Terri Sewell says that voting rights struggle continues today

Congresswoman Terri Sewell said that the voting rights struggle continues today. Sewell made her comments during a hearing of the Committee on House Administration Subcommittee on Elections, where she is the Ranking member.

As Ranking Member, Sewell serves as the highest-ranking Democrat on the Subcommittee, which has jurisdiction over the administration of federal elections.

“Providing oversight over federal election administration and ensuring every American has free and equitable access to the ballot is vital to our democracy,” Sewell said. “I represent Alabama’s Seventh Congressional District, a district with a long, storied history in this country’s struggle for free and fair access to the ballot. I am excited to join this Committee and continue this critical work.”

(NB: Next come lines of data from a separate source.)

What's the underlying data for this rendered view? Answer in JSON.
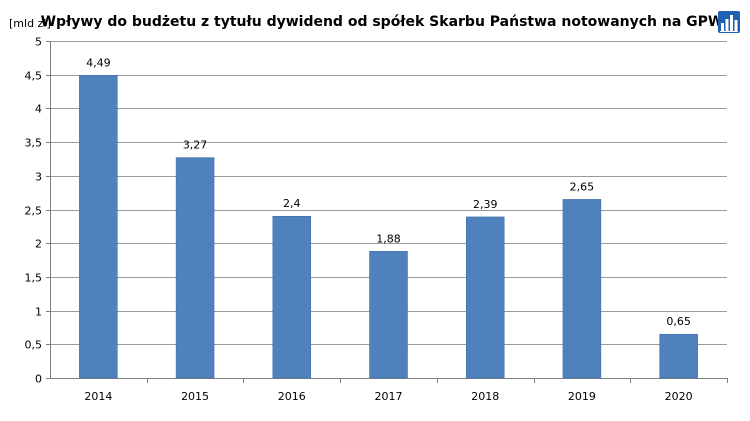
{
  "chart_data": {
    "type": "bar",
    "title": "Wpływy do budżetu z tytułu dywidend od spółek Skarbu Państwa notowanych na GPW",
    "ylabel": "[mld zł]",
    "xlabel": "",
    "categories": [
      "2014",
      "2015",
      "2016",
      "2017",
      "2018",
      "2019",
      "2020"
    ],
    "values": [
      4.49,
      3.27,
      2.4,
      1.88,
      2.39,
      2.65,
      0.65
    ],
    "value_labels": [
      "4,49",
      "3,27",
      "2,4",
      "1,88",
      "2,39",
      "2,65",
      "0,65"
    ],
    "ylim": [
      0,
      5
    ],
    "yticks": [
      0,
      0.5,
      1,
      1.5,
      2,
      2.5,
      3,
      3.5,
      4,
      4.5,
      5
    ],
    "ytick_labels": [
      "0",
      "0,5",
      "1",
      "1,5",
      "2",
      "2,5",
      "3",
      "3,5",
      "4",
      "4,5",
      "5"
    ],
    "grid": true,
    "legend": "none",
    "colors": {
      "bar_fill": "#4f81bd",
      "bar_stroke": "#3c6aa3",
      "grid": "#9a9a9a",
      "background": "#ffffff"
    }
  },
  "logo": {
    "icon": "bar-chart-logo-icon",
    "colors": [
      "#1f5fb4",
      "#ffffff"
    ]
  }
}
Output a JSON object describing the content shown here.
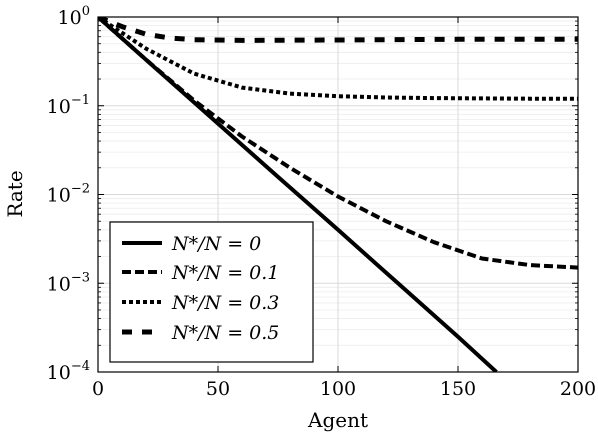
{
  "chart_data": {
    "type": "line",
    "title": "",
    "xlabel": "Agent",
    "ylabel": "Rate",
    "xlim": [
      0,
      200
    ],
    "ylim": [
      0.0001,
      1
    ],
    "yscale": "log",
    "grid": true,
    "legend_position": "bottom-left",
    "x_ticks": [
      0,
      50,
      100,
      150,
      200
    ],
    "y_ticks": [
      {
        "value": 1,
        "base": "10",
        "exp": "0"
      },
      {
        "value": 0.1,
        "base": "10",
        "exp": "−1"
      },
      {
        "value": 0.01,
        "base": "10",
        "exp": "−2"
      },
      {
        "value": 0.001,
        "base": "10",
        "exp": "−3"
      },
      {
        "value": 0.0001,
        "base": "10",
        "exp": "−4"
      }
    ],
    "series": [
      {
        "name": "N*/N = 0",
        "style": "solid",
        "x": [
          0,
          25,
          50,
          75,
          100,
          125,
          150,
          166
        ],
        "y": [
          1,
          0.25,
          0.063,
          0.0158,
          0.004,
          0.001,
          0.00025,
          0.0001
        ]
      },
      {
        "name": "N*/N = 0.1",
        "style": "dashed",
        "x": [
          0,
          20,
          40,
          60,
          80,
          100,
          120,
          140,
          160,
          180,
          200
        ],
        "y": [
          1,
          0.33,
          0.115,
          0.045,
          0.02,
          0.0095,
          0.005,
          0.0029,
          0.0019,
          0.0016,
          0.0015
        ]
      },
      {
        "name": "N*/N = 0.3",
        "style": "dotted",
        "x": [
          0,
          20,
          40,
          60,
          80,
          100,
          120,
          140,
          160,
          180,
          200
        ],
        "y": [
          1,
          0.44,
          0.23,
          0.16,
          0.137,
          0.128,
          0.124,
          0.122,
          0.121,
          0.12,
          0.12
        ]
      },
      {
        "name": "N*/N = 0.5",
        "style": "loosely-dashed",
        "x": [
          0,
          10,
          20,
          30,
          40,
          60,
          100,
          150,
          200
        ],
        "y": [
          1,
          0.78,
          0.64,
          0.58,
          0.555,
          0.545,
          0.55,
          0.56,
          0.56
        ]
      }
    ]
  }
}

“Last weekend, we marked the 58th anniversary of Bloody Sunday in my hometown of Selma with President [Joe] Biden, a bipartisan delegation of Members of Congress, civil rights leaders, and many of the surviving Foot Soldiers of the March from Selma to Montgomery,” Sewell said. “This annual pilgrimage serves as a reminder that the violent struggle for voting rights and equal access to the ballot is not one of the distant past. As we sit here today discussing the 2022 midterm elections, we must not lose sight of the fact that the struggle for equal voting rights that occurred on the Edmund Pettus Bridge 58 years ago continues today.”

Many Republicans and supporters of former President Donald Trump question the results of the election, a narrative that Sewell rejected.

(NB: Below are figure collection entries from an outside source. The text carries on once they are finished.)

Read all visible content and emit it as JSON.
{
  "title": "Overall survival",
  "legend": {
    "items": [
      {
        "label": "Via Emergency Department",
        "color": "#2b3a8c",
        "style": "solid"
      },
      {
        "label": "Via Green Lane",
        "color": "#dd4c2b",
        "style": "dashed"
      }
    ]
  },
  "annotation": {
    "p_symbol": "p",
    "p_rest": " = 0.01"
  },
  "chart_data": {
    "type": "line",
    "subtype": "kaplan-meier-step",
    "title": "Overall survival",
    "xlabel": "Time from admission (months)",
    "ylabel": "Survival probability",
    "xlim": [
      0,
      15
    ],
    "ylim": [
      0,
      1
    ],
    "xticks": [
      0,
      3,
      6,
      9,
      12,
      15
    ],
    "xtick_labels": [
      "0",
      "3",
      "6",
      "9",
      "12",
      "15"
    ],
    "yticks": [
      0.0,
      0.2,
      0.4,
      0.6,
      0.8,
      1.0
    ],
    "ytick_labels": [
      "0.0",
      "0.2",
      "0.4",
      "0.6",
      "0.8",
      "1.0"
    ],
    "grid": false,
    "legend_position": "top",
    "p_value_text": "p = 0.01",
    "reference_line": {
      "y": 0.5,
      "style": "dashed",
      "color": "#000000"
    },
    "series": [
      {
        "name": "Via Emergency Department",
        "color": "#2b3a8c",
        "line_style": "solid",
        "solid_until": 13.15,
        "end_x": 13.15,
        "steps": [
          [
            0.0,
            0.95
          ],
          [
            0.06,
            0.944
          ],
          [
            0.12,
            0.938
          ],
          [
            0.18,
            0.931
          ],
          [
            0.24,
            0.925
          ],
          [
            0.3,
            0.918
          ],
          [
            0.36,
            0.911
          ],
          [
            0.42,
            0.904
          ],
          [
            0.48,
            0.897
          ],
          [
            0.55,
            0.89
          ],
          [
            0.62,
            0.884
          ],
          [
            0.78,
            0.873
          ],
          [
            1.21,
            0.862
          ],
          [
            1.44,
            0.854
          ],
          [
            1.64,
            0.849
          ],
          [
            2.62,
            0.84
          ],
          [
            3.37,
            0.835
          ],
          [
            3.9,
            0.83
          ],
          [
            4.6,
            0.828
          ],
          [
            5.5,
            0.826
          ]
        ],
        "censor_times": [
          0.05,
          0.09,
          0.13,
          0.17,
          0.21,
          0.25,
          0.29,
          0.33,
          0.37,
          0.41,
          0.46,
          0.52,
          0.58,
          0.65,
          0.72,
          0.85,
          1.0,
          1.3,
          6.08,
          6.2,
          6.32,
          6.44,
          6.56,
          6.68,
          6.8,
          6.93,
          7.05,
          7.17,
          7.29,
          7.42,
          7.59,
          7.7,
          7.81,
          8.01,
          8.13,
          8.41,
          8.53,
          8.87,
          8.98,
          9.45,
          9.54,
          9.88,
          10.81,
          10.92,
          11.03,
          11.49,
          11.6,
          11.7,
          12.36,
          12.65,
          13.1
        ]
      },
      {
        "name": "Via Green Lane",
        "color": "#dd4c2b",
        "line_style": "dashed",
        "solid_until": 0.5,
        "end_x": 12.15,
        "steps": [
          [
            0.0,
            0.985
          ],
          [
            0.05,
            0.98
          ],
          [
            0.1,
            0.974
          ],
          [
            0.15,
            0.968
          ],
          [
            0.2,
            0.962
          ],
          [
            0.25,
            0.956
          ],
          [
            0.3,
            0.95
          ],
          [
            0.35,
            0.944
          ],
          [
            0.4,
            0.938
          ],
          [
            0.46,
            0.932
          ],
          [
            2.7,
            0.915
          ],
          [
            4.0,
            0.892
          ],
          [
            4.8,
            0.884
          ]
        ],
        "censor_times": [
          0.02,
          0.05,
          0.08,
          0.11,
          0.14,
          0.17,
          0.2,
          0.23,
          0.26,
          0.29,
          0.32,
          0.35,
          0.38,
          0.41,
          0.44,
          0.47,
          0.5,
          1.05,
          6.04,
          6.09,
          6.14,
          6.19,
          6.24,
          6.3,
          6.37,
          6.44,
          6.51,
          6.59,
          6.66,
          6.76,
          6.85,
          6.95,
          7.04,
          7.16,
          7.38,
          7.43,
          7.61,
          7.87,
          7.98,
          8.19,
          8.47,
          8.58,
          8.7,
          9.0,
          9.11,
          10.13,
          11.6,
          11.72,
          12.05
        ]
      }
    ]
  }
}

“There were successes in the 2022 midterms, to be sure. Millions of Americans cast their ballots, those ballots were counted, and election workers across the country performed admirably despite the threats and harassment they have faced over the last two years,” Sewell said. “The election was secure, as it was in 2020. Those who continued perpetuating the Big Lie that the last presidential election was stolen and who traffic in falsehoods about the security of our elections lost many of their races for critical statewide offices.”

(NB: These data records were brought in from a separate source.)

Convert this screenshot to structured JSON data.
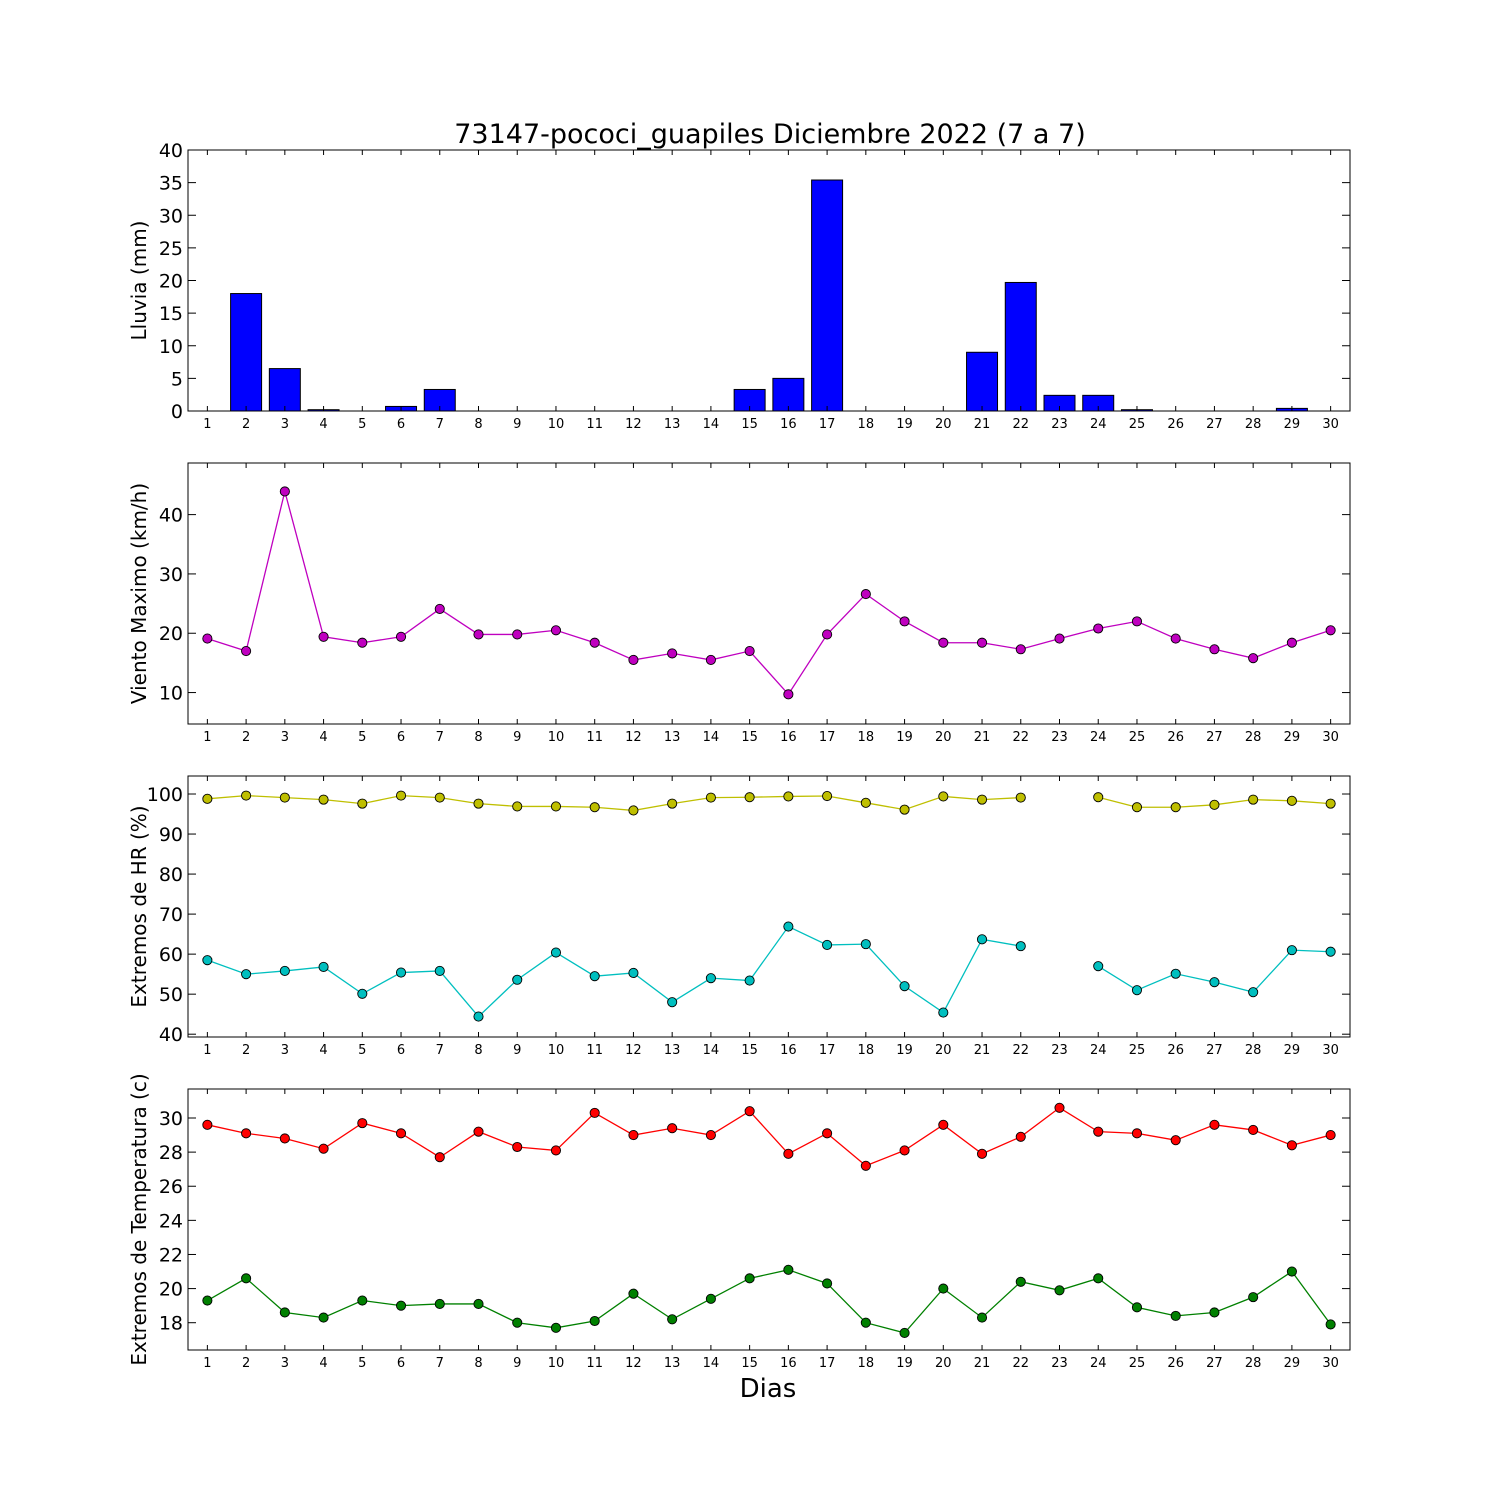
{
  "title": "73147-pococi_guapiles Diciembre 2022  (7 a 7)",
  "xlabel": "Dias",
  "chart_data": [
    {
      "type": "bar",
      "ylabel": "Lluvia (mm)",
      "ylim": [
        0,
        40
      ],
      "yticks": [
        0,
        5,
        10,
        15,
        20,
        25,
        30,
        35,
        40
      ],
      "x": [
        1,
        2,
        3,
        4,
        5,
        6,
        7,
        8,
        9,
        10,
        11,
        12,
        13,
        14,
        15,
        16,
        17,
        18,
        19,
        20,
        21,
        22,
        23,
        24,
        25,
        26,
        27,
        28,
        29,
        30
      ],
      "xlim": [
        0.5,
        30.5
      ],
      "series": [
        {
          "color": "#0000ff",
          "values": [
            0,
            18.0,
            6.5,
            0.2,
            0,
            0.7,
            3.3,
            0,
            0,
            0,
            0,
            0,
            0,
            0,
            3.3,
            5.0,
            35.4,
            0,
            0,
            0,
            9.0,
            19.7,
            2.4,
            2.4,
            0.2,
            0,
            0,
            0,
            0.4,
            0
          ]
        }
      ]
    },
    {
      "type": "line",
      "ylabel": "Viento Maximo (km/h)",
      "ylim": [
        4.7,
        48.7
      ],
      "yticks": [
        10,
        20,
        30,
        40
      ],
      "x": [
        1,
        2,
        3,
        4,
        5,
        6,
        7,
        8,
        9,
        10,
        11,
        12,
        13,
        14,
        15,
        16,
        17,
        18,
        19,
        20,
        21,
        22,
        23,
        24,
        25,
        26,
        27,
        28,
        29,
        30
      ],
      "xlim": [
        0.5,
        30.5
      ],
      "series": [
        {
          "color": "#bf00bf",
          "values": [
            19.1,
            17.0,
            43.9,
            19.4,
            18.4,
            19.4,
            24.1,
            19.8,
            19.8,
            20.5,
            18.4,
            15.5,
            16.6,
            15.5,
            17.0,
            9.7,
            19.8,
            26.6,
            22.0,
            18.4,
            18.4,
            17.3,
            19.1,
            20.8,
            22.0,
            19.1,
            17.3,
            15.8,
            18.4,
            20.5
          ]
        }
      ]
    },
    {
      "type": "line",
      "ylabel": "Extremos de HR (%)",
      "ylim": [
        39.3,
        104.5
      ],
      "yticks": [
        40,
        50,
        60,
        70,
        80,
        90,
        100
      ],
      "x": [
        1,
        2,
        3,
        4,
        5,
        6,
        7,
        8,
        9,
        10,
        11,
        12,
        13,
        14,
        15,
        16,
        17,
        18,
        19,
        20,
        21,
        22,
        23,
        24,
        25,
        26,
        27,
        28,
        29,
        30
      ],
      "xlim": [
        0.5,
        30.5
      ],
      "series": [
        {
          "color": "#bfbf00",
          "values": [
            98.8,
            99.6,
            99.1,
            98.6,
            97.6,
            99.6,
            99.1,
            97.6,
            96.9,
            96.9,
            96.7,
            95.9,
            97.6,
            99.1,
            99.2,
            99.4,
            99.5,
            97.8,
            96.1,
            99.4,
            98.6,
            99.1,
            null,
            99.2,
            96.7,
            96.7,
            97.3,
            98.6,
            98.3,
            97.6
          ]
        },
        {
          "color": "#00bfbf",
          "values": [
            58.5,
            55.0,
            55.8,
            56.8,
            50.1,
            55.4,
            55.8,
            44.4,
            53.6,
            60.4,
            54.5,
            55.3,
            48.0,
            54.0,
            53.4,
            66.9,
            62.3,
            62.5,
            52.0,
            45.4,
            63.7,
            62.0,
            null,
            57.0,
            51.0,
            55.1,
            53.0,
            50.5,
            61.0,
            60.6
          ]
        }
      ]
    },
    {
      "type": "line",
      "ylabel": "Extremos de Temperatura (c)",
      "ylim": [
        16.4,
        31.7
      ],
      "yticks": [
        18,
        20,
        22,
        24,
        26,
        28,
        30
      ],
      "x": [
        1,
        2,
        3,
        4,
        5,
        6,
        7,
        8,
        9,
        10,
        11,
        12,
        13,
        14,
        15,
        16,
        17,
        18,
        19,
        20,
        21,
        22,
        23,
        24,
        25,
        26,
        27,
        28,
        29,
        30
      ],
      "xlim": [
        0.5,
        30.5
      ],
      "series": [
        {
          "color": "#ff0000",
          "values": [
            29.6,
            29.1,
            28.8,
            28.2,
            29.7,
            29.1,
            27.7,
            29.2,
            28.3,
            28.1,
            30.3,
            29.0,
            29.4,
            29.0,
            30.4,
            27.9,
            29.1,
            27.2,
            28.1,
            29.6,
            27.9,
            28.9,
            30.6,
            29.2,
            29.1,
            28.7,
            29.6,
            29.3,
            28.4,
            29.0
          ]
        },
        {
          "color": "#008000",
          "values": [
            19.3,
            20.6,
            18.6,
            18.3,
            19.3,
            19.0,
            19.1,
            19.1,
            18.0,
            17.7,
            18.1,
            19.7,
            18.2,
            19.4,
            20.6,
            21.1,
            20.3,
            18.0,
            17.4,
            20.0,
            18.3,
            20.4,
            19.9,
            20.6,
            18.9,
            18.4,
            18.6,
            19.5,
            21.0,
            17.9
          ]
        }
      ]
    }
  ]
}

Many states have passed election laws to improve the integrity of future elections following the 2020 controversy. These include voter ID laws, bans on ballot harvesting, bans on curbside voting, paper ballot requirements, advance voter registration, etc. Sewell rejected efforts to make voting more difficult.

“Furthermore, according to the Brennan Center for Justice, in 2022, at least 12 states enacted laws that expand access to the vote,” Sewell continued. “On the opposite side of the spectrum, however, the Brennan Center found that another 12 states enacted restrictive or election interference legislation. We should applaud increases in voter turnout, not respond to them with new restrictions.”

Many on the left claim that tightening voter integrity laws adversely impact minority communities.

“Additionally, while many minority communities overcame barriers to cast their ballot – it does not make those barriers fair, and it certainly does not justify or validate their existence,” Sewell said. “In the years since the Supreme Court’s egregious decision in Shelby County v. Holder, states with a history of voter discrimination are no longer required to preclear their voting laws to ensure they are not discriminatory, allowing a wave of anti-voter laws to be adopted across the country. Today, the Supreme Court continues to dismantle the Voting Rights Act.”

“I am proud to be the lead sponsor of the John R. Lewis Voting Rights Advancement Act, a bill that would update and reinstate the full force of the Voting Rights Act, a law that protected voters from discrimination for more than 50 years. Additionally, House Democrats have repeatedly passed pro-democracy legislation that would protect voters’ access to the ballot,” Sewell concluded.